Фульрот, конечно, ожидал более благоприятную оценку, однако ему было достаточно и того, что его мнение вообще в целом не отвергли…
На троицу в 1857 году в Бонне состоялось собрание натуралистов. Шаафхаузен настоял на том, чтобы были представлены и кости из Неандерталя. Фульрот подробно рассказал об открытии и высказал версию о ледниковом возрасте этого «нетипичного индивидуума нашего рода».
Собрание слушало его речь заинтересованно, но никто потом не высказался. Наоборот, ответом ему стало единственное покачивание головой. Это был самый великий и одновременно самый печальный день в его жизни. Через несколько лет он сам вспоминал о нем: «Когда я представил эту находку весной 1857 года собранию натуралистов в Бонне, аудитория выслушала меня молча и совершенно не удивилась столь парадоксальным находкам. Никто не высказал своих суждений о необычном виде останков и их возможном возрасте. Ни одного ободряющего слова! Ни единой улыбки! Да, наверное, естествоиспытатели, также как и представители других наук, крепко держались за свои предрассудки и не допускали ничего нового в свои ряды».
Короткие сообщения о докладах Фульрота и Шаафхаузена на собрании естествоиспытателей Рейнланда и Вестфалии были вскоре опубликованы. Год спустя Шаафхаузен описал кости из Неандерталя. Он подчеркнул, что их можно считать «самым старым памятником более ранних жителей Европы и имеется достаточно оснований считать, что человек сосуществовал с животными уже в четвертичный период, но нет повода для выводов, что кости эти тоже четвертичные» – эта точка зрения совпадала с господствовавшим мнением ученых XIX века.

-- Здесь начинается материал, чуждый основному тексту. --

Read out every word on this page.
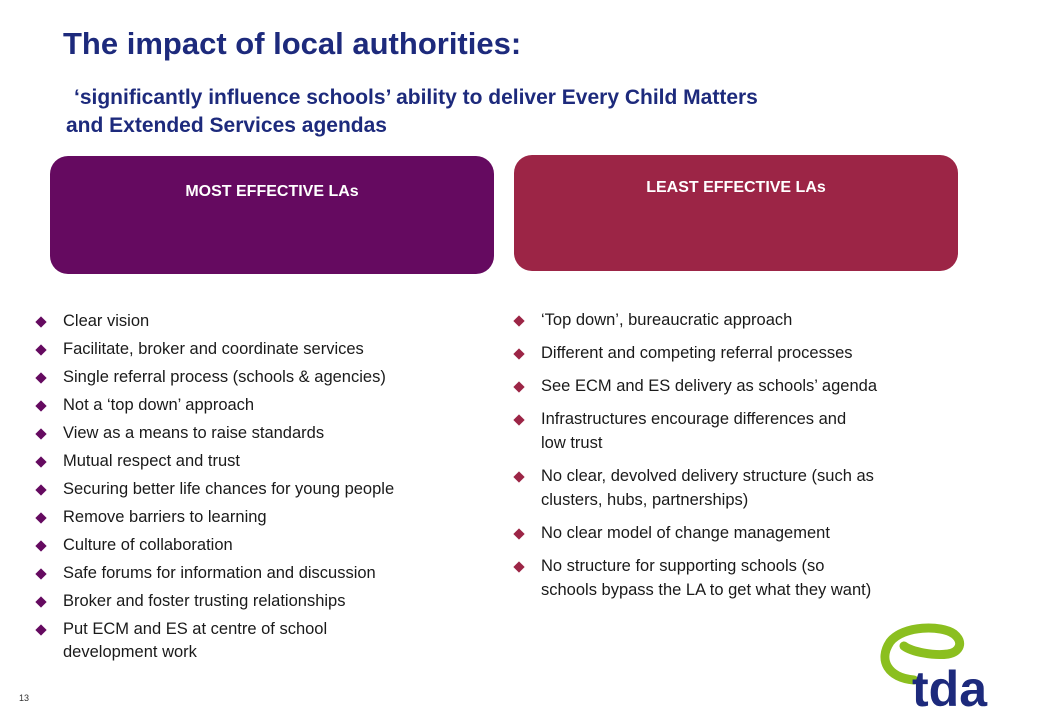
The impact of local authorities:
‘significantly influence schools’ ability to deliver Every Child Matters
and Extended Services agendas
MOST EFFECTIVE LAs	LEAST EFFECTIVE LAs
Clear vision
Facilitate, broker and coordinate services
Single referral process (schools & agencies)
Not a ‘top down’ approach
View as a means to raise standards
Mutual respect and trust
Securing better life chances for young people
Remove barriers to learning
Culture of collaboration
Safe forums for information and discussion
Broker and foster trusting relationships
Put ECM and ES at centre of school
development work
‘Top down’, bureaucratic approach
Different and competing referral processes
See ECM and ES delivery as schools’ agenda
Infrastructures encourage differences and
low trust
No clear, devolved delivery structure (such as
clusters, hubs, partnerships)
No clear model of change management
No structure for supporting schools (so
schools bypass the LA to get what they want)
13	tda
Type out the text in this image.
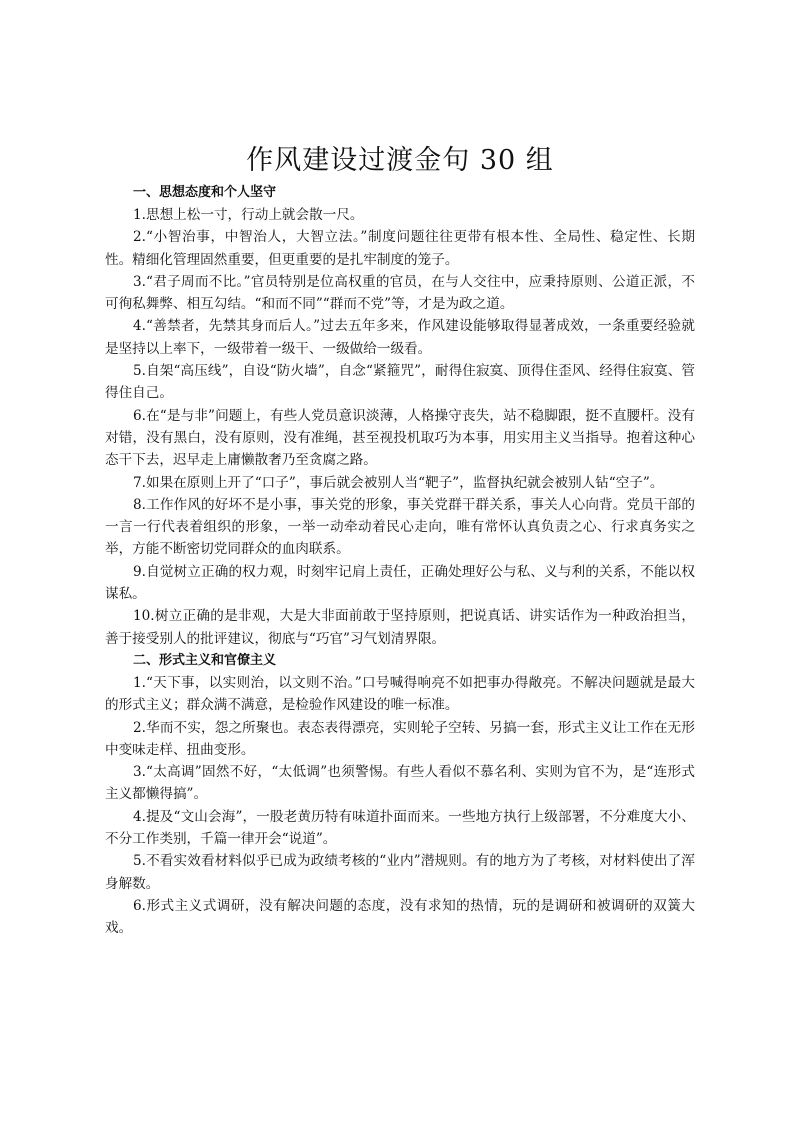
作风建设过渡金句 30 组
一、思想态度和个人坚守

1.思想上松一寸，行动上就会散一尺。

2.“小智治事，中智治人，大智立法。”制度问题往往更带有根本性、全局性、稳定性、长期性。精细化管理固然重要，但更重要的是扎牢制度的笼子。

3.“君子周而不比。”官员特别是位高权重的官员，在与人交往中，应秉持原则、公道正派，不可徇私舞弊、相互勾结。“和而不同”“群而不党”等，才是为政之道。

4.“善禁者，先禁其身而后人。”过去五年多来，作风建设能够取得显著成效，一条重要经验就是坚持以上率下，一级带着一级干、一级做给一级看。

5.自架“高压线”，自设“防火墙”，自念“紧箍咒”，耐得住寂寞、顶得住歪风、经得住寂寞、管得住自己。

6.在“是与非”问题上，有些人党员意识淡薄，人格操守丧失，站不稳脚跟，挺不直腰杆。没有对错，没有黑白，没有原则，没有准绳，甚至视投机取巧为本事，用实用主义当指导。抱着这种心态干下去，迟早走上庸懒散奢乃至贪腐之路。

7.如果在原则上开了“口子”，事后就会被别人当“靶子”，监督执纪就会被别人钻“空子”。

8.工作作风的好坏不是小事，事关党的形象，事关党群干群关系，事关人心向背。党员干部的一言一行代表着组织的形象，一举一动牵动着民心走向，唯有常怀认真负责之心、行求真务实之举，方能不断密切党同群众的血肉联系。

9.自觉树立正确的权力观，时刻牢记肩上责任，正确处理好公与私、义与利的关系，不能以权谋私。

10.树立正确的是非观，大是大非面前敢于坚持原则，把说真话、讲实话作为一种政治担当，善于接受别人的批评建议，彻底与“巧官”习气划清界限。

二、形式主义和官僚主义

1.“天下事，以实则治，以文则不治。”口号喊得响亮不如把事办得敞亮。不解决问题就是最大的形式主义；群众满不满意，是检验作风建设的唯一标准。

2.华而不实，怨之所聚也。表态表得漂亮，实则轮子空转、另搞一套，形式主义让工作在无形中变味走样、扭曲变形。

3.“太高调”固然不好，“太低调”也须警惕。有些人看似不慕名利、实则为官不为，是“连形式主义都懒得搞”。

4.提及“文山会海”，一股老黄历特有味道扑面而来。一些地方执行上级部署，不分难度大小、不分工作类别，千篇一律开会“说道”。

5.不看实效看材料似乎已成为政绩考核的“业内”潜规则。有的地方为了考核，对材料使出了浑身解数。

6.形式主义式调研，没有解决问题的态度，没有求知的热情，玩的是调研和被调研的双簧大戏。
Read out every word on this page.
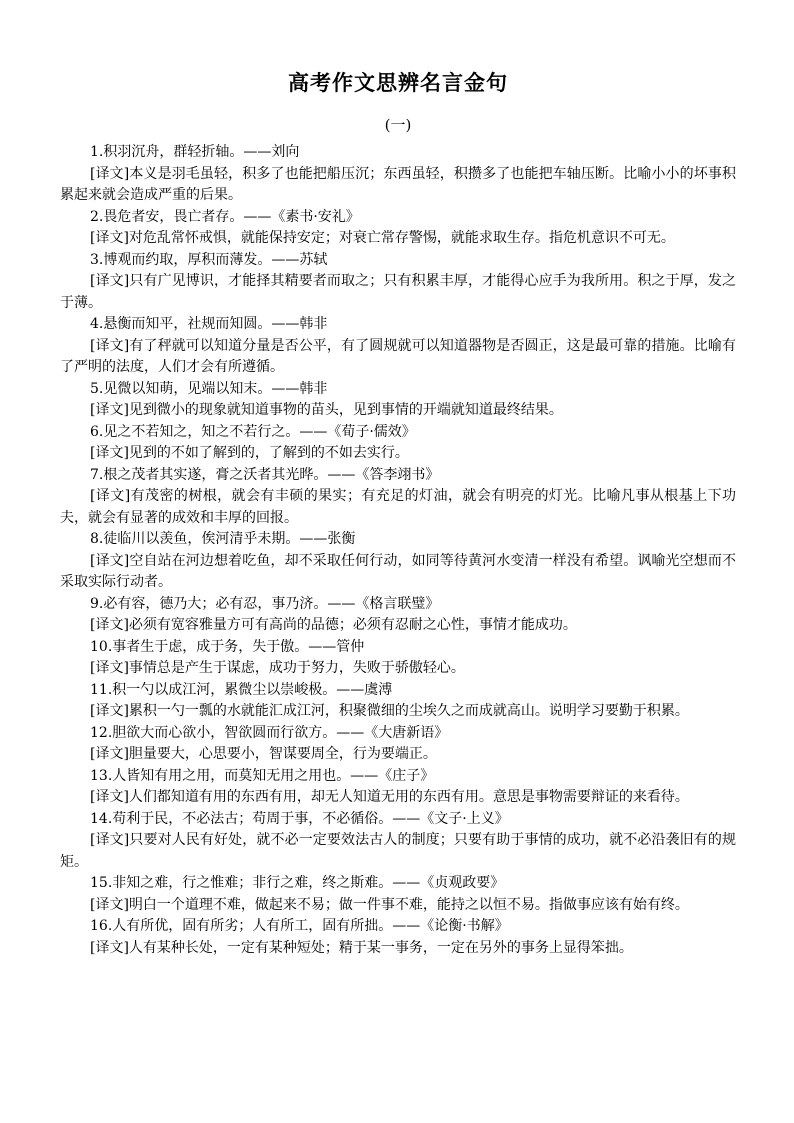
高考作文思辨名言金句

(一)

1.积羽沉舟，群轻折轴。——刘向

[译文]本义是羽毛虽轻，积多了也能把船压沉；东西虽轻，积攒多了也能把车轴压断。比喻小小的坏事积累起来就会造成严重的后果。

2.畏危者安，畏亡者存。——《素书·安礼》

[译文]对危乱常怀戒惧，就能保持安定；对衰亡常存警惕，就能求取生存。指危机意识不可无。

3.博观而约取，厚积而薄发。——苏轼

[译文]只有广见博识，才能择其精要者而取之；只有积累丰厚，才能得心应手为我所用。积之于厚，发之于薄。

4.悬衡而知平，社规而知圆。——韩非

[译文]有了秤就可以知道分量是否公平，有了圆规就可以知道器物是否圆正，这是最可靠的措施。比喻有了严明的法度，人们才会有所遵循。

5.见微以知萌，见端以知末。——韩非

[译文]见到微小的现象就知道事物的苗头，见到事情的开端就知道最终结果。

6.见之不若知之，知之不若行之。——《荀子·儒效》

[译文]见到的不如了解到的，了解到的不如去实行。

7.根之茂者其实遂，膏之沃者其光晔。——《答李翊书》

[译文]有茂密的树根，就会有丰硕的果实；有充足的灯油，就会有明亮的灯光。比喻凡事从根基上下功夫，就会有显著的成效和丰厚的回报。

8.徒临川以羡鱼，俟河清乎未期。——张衡

[译文]空自站在河边想着吃鱼，却不采取任何行动，如同等待黄河水变清一样没有希望。讽喻光空想而不采取实际行动者。

9.必有容，德乃大；必有忍，事乃济。——《格言联璧》

[译文]必须有宽容雅量方可有高尚的品德；必须有忍耐之心性，事情才能成功。

10.事者生于虑，成于务，失于傲。——管仲

[译文]事情总是产生于谋虑，成功于努力，失败于骄傲轻心。

11.积一勺以成江河，累微尘以崇峻极。——虞溥

[译文]累积一勺一瓢的水就能汇成江河，积聚微细的尘埃久之而成就高山。说明学习要勤于积累。

12.胆欲大而心欲小，智欲圆而行欲方。——《大唐新语》

[译文]胆量要大，心思要小，智谋要周全，行为要端正。

13.人皆知有用之用，而莫知无用之用也。——《庄子》

[译文]人们都知道有用的东西有用，却无人知道无用的东西有用。意思是事物需要辩证的来看待。

14.苟利于民，不必法古；苟周于事，不必循俗。——《文子·上义》

[译文]只要对人民有好处，就不必一定要效法古人的制度；只要有助于事情的成功，就不必沿袭旧有的规矩。

15.非知之难，行之惟难；非行之难，终之斯难。——《贞观政要》

[译文]明白一个道理不难，做起来不易；做一件事不难，能持之以恒不易。指做事应该有始有终。

16.人有所优，固有所劣；人有所工，固有所拙。——《论衡·书解》

[译文]人有某种长处，一定有某种短处；精于某一事务，一定在另外的事务上显得笨拙。
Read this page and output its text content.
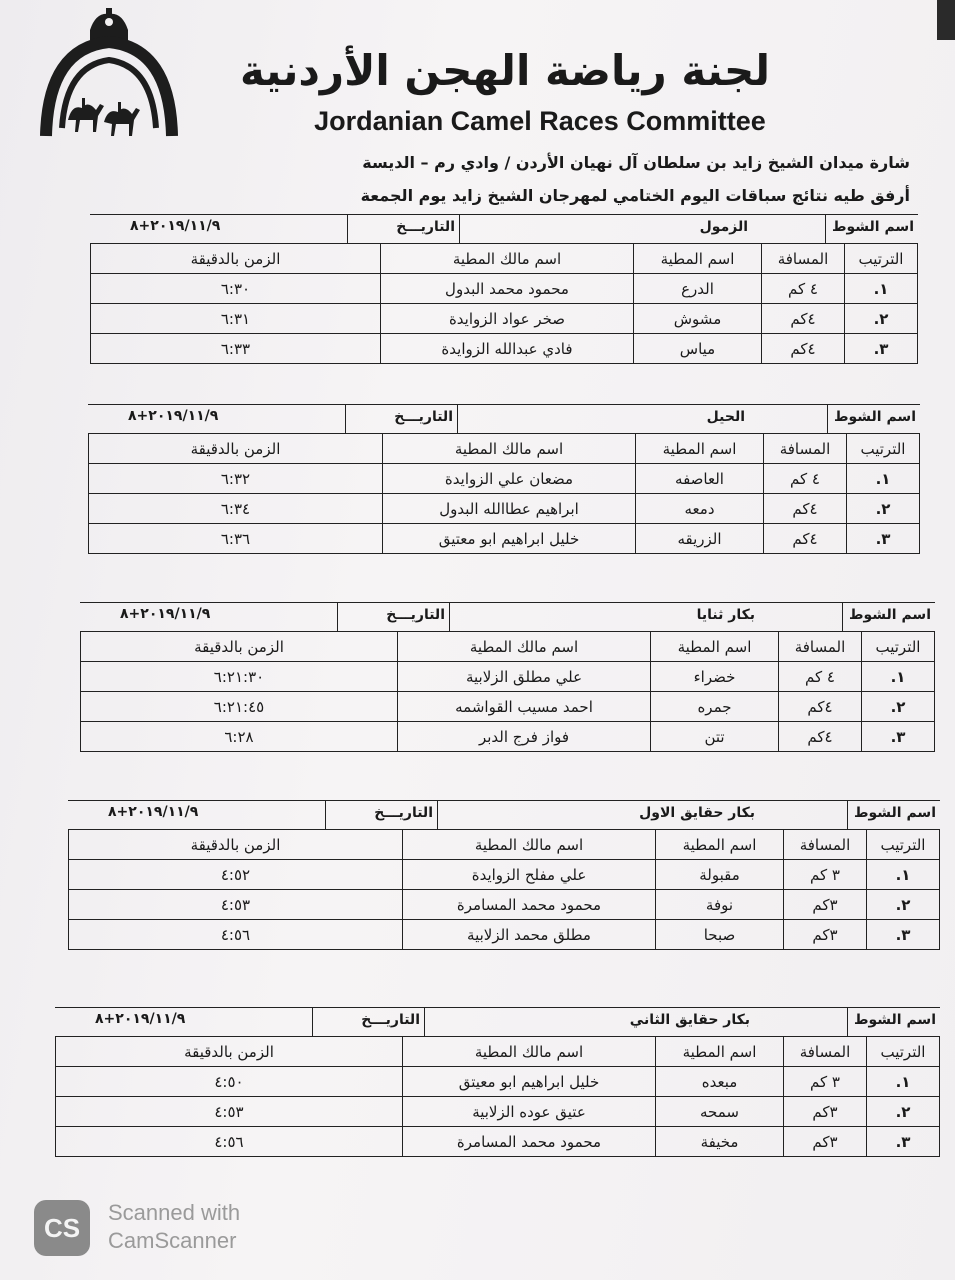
لجنة رياضة الهجن الأردنية
Jordanian Camel Races Committee
شارة ميدان الشيخ زايد بن سلطان آل نهيان الأردن / وادي رم – الديسة
أرفق طيه نتائج سباقات اليوم الختامي لمهرجان الشيخ زايد يوم الجمعة
اسم الشوط
الزمول
التاريـــخ
٢٠١٩/١١/٩+٨
الترتيب	المسافة	اسم المطية	اسم مالك المطية	الزمن بالدقيقة
١.	٤ كم	الدرع	محمود محمد البدول	٦:٣٠
٢.	٤كم	مشوش	صخر عواد الزوايدة	٦:٣١
٣.	٤كم	مياس	فادي عبدالله الزوايدة	٦:٣٣
اسم الشوط
الحيل
التاريـــخ
٢٠١٩/١١/٩+٨
الترتيب	المسافة	اسم المطية	اسم مالك المطية	الزمن بالدقيقة
١.	٤ كم	العاصفه	مضعان علي الزوايدة	٦:٣٢
٢.	٤كم	دمعه	ابراهيم عطاالله البدول	٦:٣٤
٣.	٤كم	الزريقه	خليل ابراهيم ابو معتيق	٦:٣٦
اسم الشوط
بكار ثنايا
التاريـــخ
٢٠١٩/١١/٩+٨
الترتيب	المسافة	اسم المطية	اسم مالك المطية	الزمن بالدقيقة
١.	٤ كم	خضراء	علي مطلق الزلابية	٦:٢١:٣٠
٢.	٤كم	جمره	احمد مسيب القواشمه	٦:٢١:٤٥
٣.	٤كم	تتن	فواز فرج الدبر	٦:٢٨
اسم الشوط
بكار حقايق الاول
التاريـــخ
٢٠١٩/١١/٩+٨
الترتيب	المسافة	اسم المطية	اسم مالك المطية	الزمن بالدقيقة
١.	٣ كم	مقبولة	علي مفلح الزوايدة	٤:٥٢
٢.	٣كم	نوفة	محمود محمد المسامرة	٤:٥٣
٣.	٣كم	صبحا	مطلق محمد الزلابية	٤:٥٦
اسم الشوط
بكار حقايق الثاني
التاريـــخ
٢٠١٩/١١/٩+٨
الترتيب	المسافة	اسم المطية	اسم مالك المطية	الزمن بالدقيقة
١.	٣ كم	مبعده	خليل ابراهيم ابو معيتق	٤:٥٠
٢.	٣كم	سمحه	عتيق عوده الزلابية	٤:٥٣
٣.	٣كم	مخيفة	محمود محمد المسامرة	٤:٥٦
CS
Scanned with
CamScanner
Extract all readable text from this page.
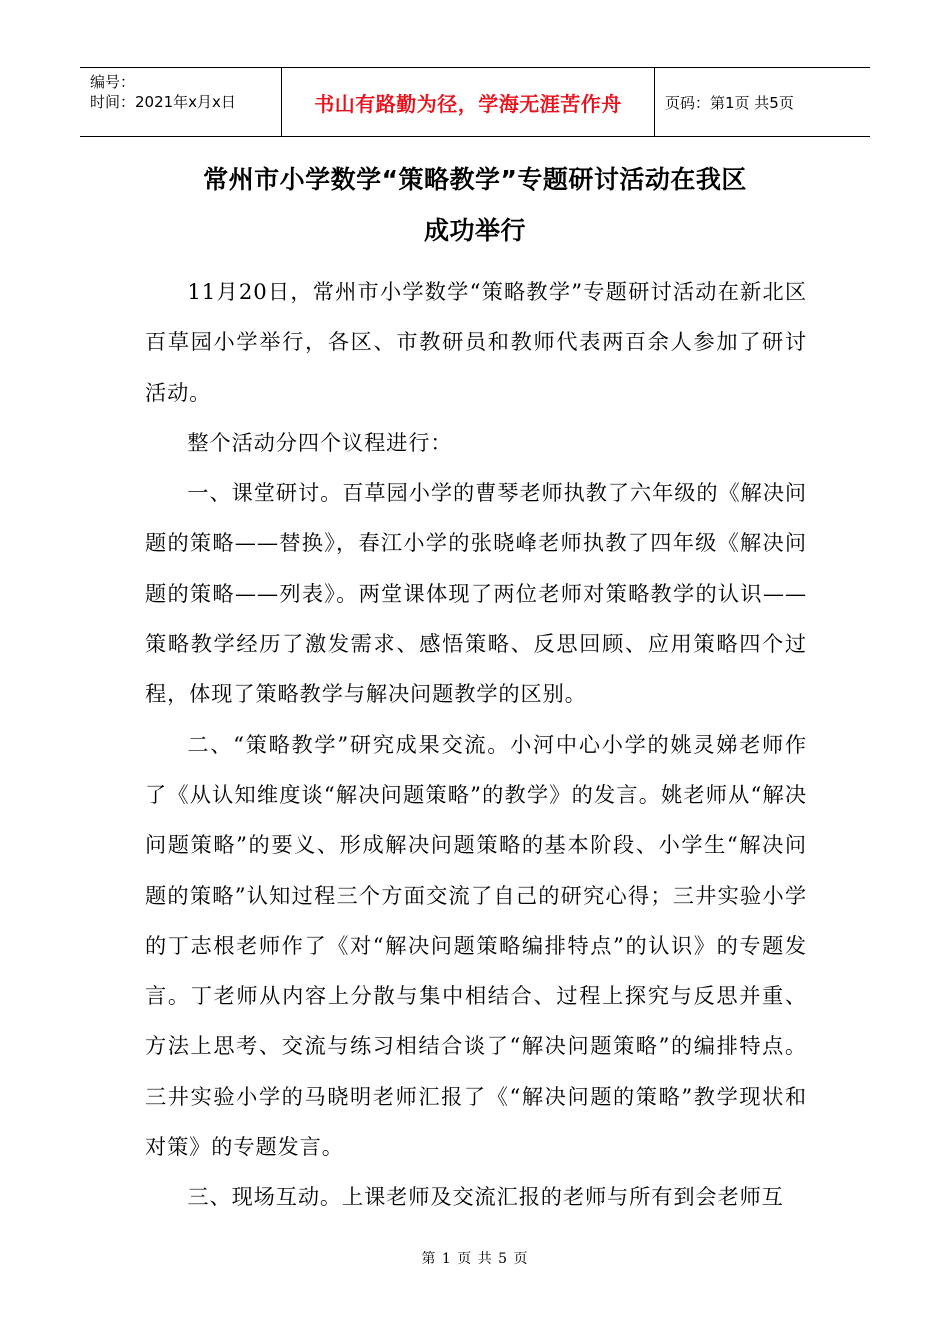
编号：
时间：2021年x月x日	书山有路勤为径，学海无涯苦作舟	页码：第1页 共5页
常州市小学数学“策略教学”专题研讨活动在我区
成功举行

11月20日，常州市小学数学“策略教学”专题研讨活动在新北区百草园小学举行，各区、市教研员和教师代表两百余人参加了研讨活动。

整个活动分四个议程进行：

一、课堂研讨。百草园小学的曹琴老师执教了六年级的《解决问题的策略——替换》，春江小学的张晓峰老师执教了四年级《解决问题的策略——列表》。两堂课体现了两位老师对策略教学的认识——策略教学经历了激发需求、感悟策略、反思回顾、应用策略四个过程，体现了策略教学与解决问题教学的区别。

二、“策略教学”研究成果交流。小河中心小学的姚灵娣老师作了《从认知维度谈“解决问题策略”的教学》的发言。姚老师从“解决问题策略”的要义、形成解决问题策略的基本阶段、小学生“解决问题的策略”认知过程三个方面交流了自己的研究心得；三井实验小学的丁志根老师作了《对“解决问题策略编排特点”的认识》的专题发言。丁老师从内容上分散与集中相结合、过程上探究与反思并重、方法上思考、交流与练习相结合谈了“解决问题策略”的编排特点。三井实验小学的马晓明老师汇报了《“解决问题的策略”教学现状和对策》的专题发言。

三、现场互动。上课老师及交流汇报的老师与所有到会老师互

第 1 页 共 5 页
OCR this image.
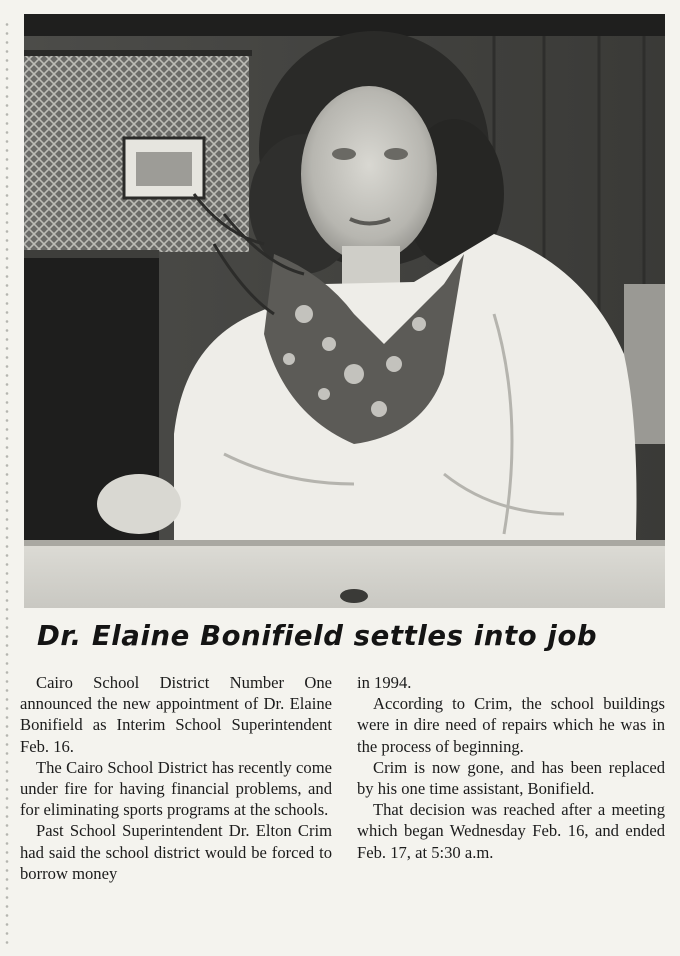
Dr. Elaine Bonifield settles into job

Cairo School District Number One announced the new appointment of Dr. Elaine Bonifield as Interim School Superintendent Feb. 16.

The Cairo School District has recently come under fire for having financial problems, and for eliminating sports programs at the schools.

Past School Superintendent Dr. Elton Crim had said the school district would be forced to borrow money

in 1994.

According to Crim, the school buildings were in dire need of repairs which he was in the process of beginning.

Crim is now gone, and has been replaced by his one time assistant, Bonifield.

That decision was reached after a meeting which began Wednesday Feb. 16, and ended Feb. 17, at 5:30 a.m.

Спустя два года вышла более подробная работа Фульрота «Человеческие останки из рода Дюссель. Вклад в вопрос о существовании ископаемых людей». Намного более решительно, чем Шаафхаузен, он высказывал там мнение, что «кости – родом из доисторического времени и принадлежат к древнему типу нашего рода». И еще он добавлял сюда новое доказательство: в декабре 1858 года в таких же отложениях глины в складках известняков в полутора часах езды от Неандерталя в пещере нашли кости мамонта. Фульрот сделал из этого вывод, что оба вида отложений относятся к одному и тому же периоду и имеют одно и то же происхождение. А значит, древние люди и мамонты были современниками!
Редакция научного журнала, где была опубликована статья, поспешила указать, что она отнюдь не разделяет выводы уважаемого автора…
Неожиданную поддержку Фульроту и Шаафхаузену оказал английский геолог Чарлз Лайелл, давно выступавший против учения Кювье. Лайелл одним из первых ученых осмотрел «место рождения» неандертальца. Это было в 1860 году, когда маленький фельдхоферский грот был уже почти полностью разрушен. Но уже год спустя англичанин выпустил книгу под заголовком «О возрасте человеческого рода на Земле и происхождении видов путем отбора», которая появилась в 1864 году в немецком переводе. Там он откровенно высказался о «четвертичном» возрасте неандертальца. То же самое сделал в 1863 году англичанин Томас Гексли и немец Карл Фогт. Теперь Фульрот и Шаафхаузен боролись за признание своего героя не в одиночку, как предыдущие семь лет. По меньшей мере несколько соратников перешли на их сторону.